We encourage all users to update swiftly to the latest version.
See the release notes for more details about the vulnerability.
This is a companion discussion topic for the original entry at https://openrefine.org/blog/2024/02/10/version-3-7-9
These vulnerability could really do with some more details to let user know if they are affected or not, what component is affected? The which is the commit fixing it? etc.
It a pain to back and try to figure out what commit actually fixes the vulnerability especially as the commits usually has an obscure message like "Merge pull request from ".
More transparency in these situations would make OpenRefine more secure.
I agree the commit message generated by GitHub is really not ideal. It says "Merge pull request from GHSA-6p92-qfqf-qwx4" but is not even a merge commit, as it has a single parent… It seems to have forgotten the commit message I have put in the private fork generated for the fix. Not sure if this obfuscation is intentional.
Hopefully the description at What's new | OpenRefine is helpful at least?
The original vulnerability report is also available here:
Ah nice! The release notes should link to these as well as the commit in my opinion!
Currently the release notes look almost intentionally obscured, and it doesn't help that the point releases shares notes with each other as well as the last release.

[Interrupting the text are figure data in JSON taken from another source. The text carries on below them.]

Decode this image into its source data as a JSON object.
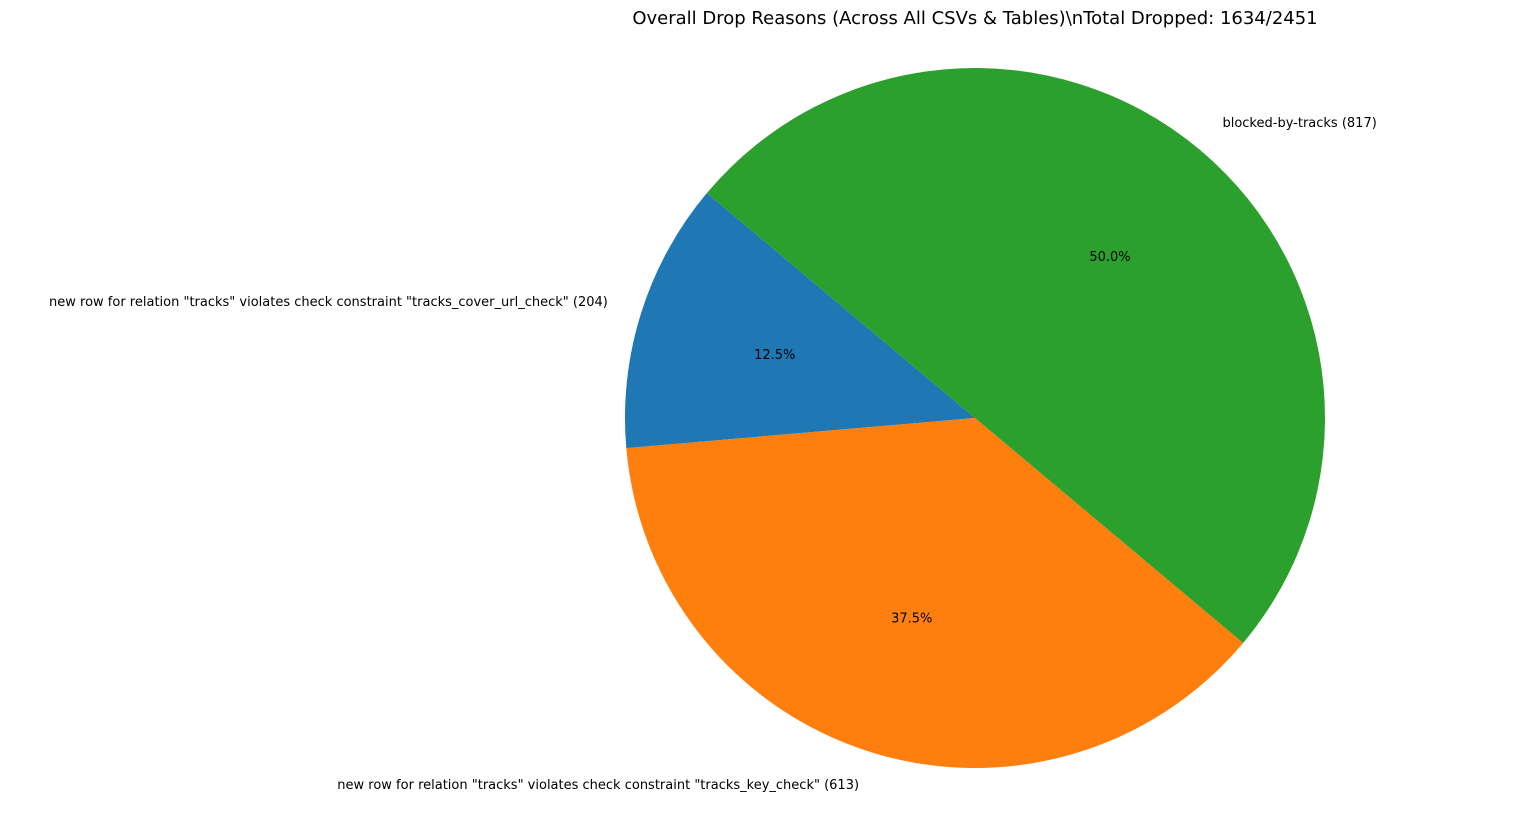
{
  "chart_data": {
    "type": "pie",
    "title": "Overall Drop Reasons (Across All CSVs & Tables)\\nTotal Dropped: 1634/2451",
    "slices": [
      {
        "label": "new row for relation \"tracks\" violates check constraint \"tracks_cover_url_check\" (204)",
        "value": 204,
        "percent_label": "12.5%",
        "color": "#1f77b4"
      },
      {
        "label": "new row for relation \"tracks\" violates check constraint \"tracks_key_check\" (613)",
        "value": 613,
        "percent_label": "37.5%",
        "color": "#ff7f0e"
      },
      {
        "label": "blocked-by-tracks (817)",
        "value": 817,
        "percent_label": "50.0%",
        "color": "#2ca02c"
      }
    ],
    "start_angle_deg": 140,
    "direction": "counterclockwise"
  }
}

Normally CVEs are pretty easy to find, but part of the problem is that this CVE didn't get published until last night, so there was a delay between 1) announcing the release, 2) Github publishing the vulnerability, and 3) the CVE getting officially published.
Now that the CVE is published it would be useful to link to it to save folks the trouble of searching for it.
Has anyone had any difficulties with the 3.7.9 download? For the first time ever it's not pulled in all my previous projects when I've changed version. I'd saved all my projects in a back up file, but can't find a way to import them.
Quick update to say that our IT team have worked out how to restore all the files from the back up - though we're not quite sure why they didn't come in to start with. But immediate issue solved!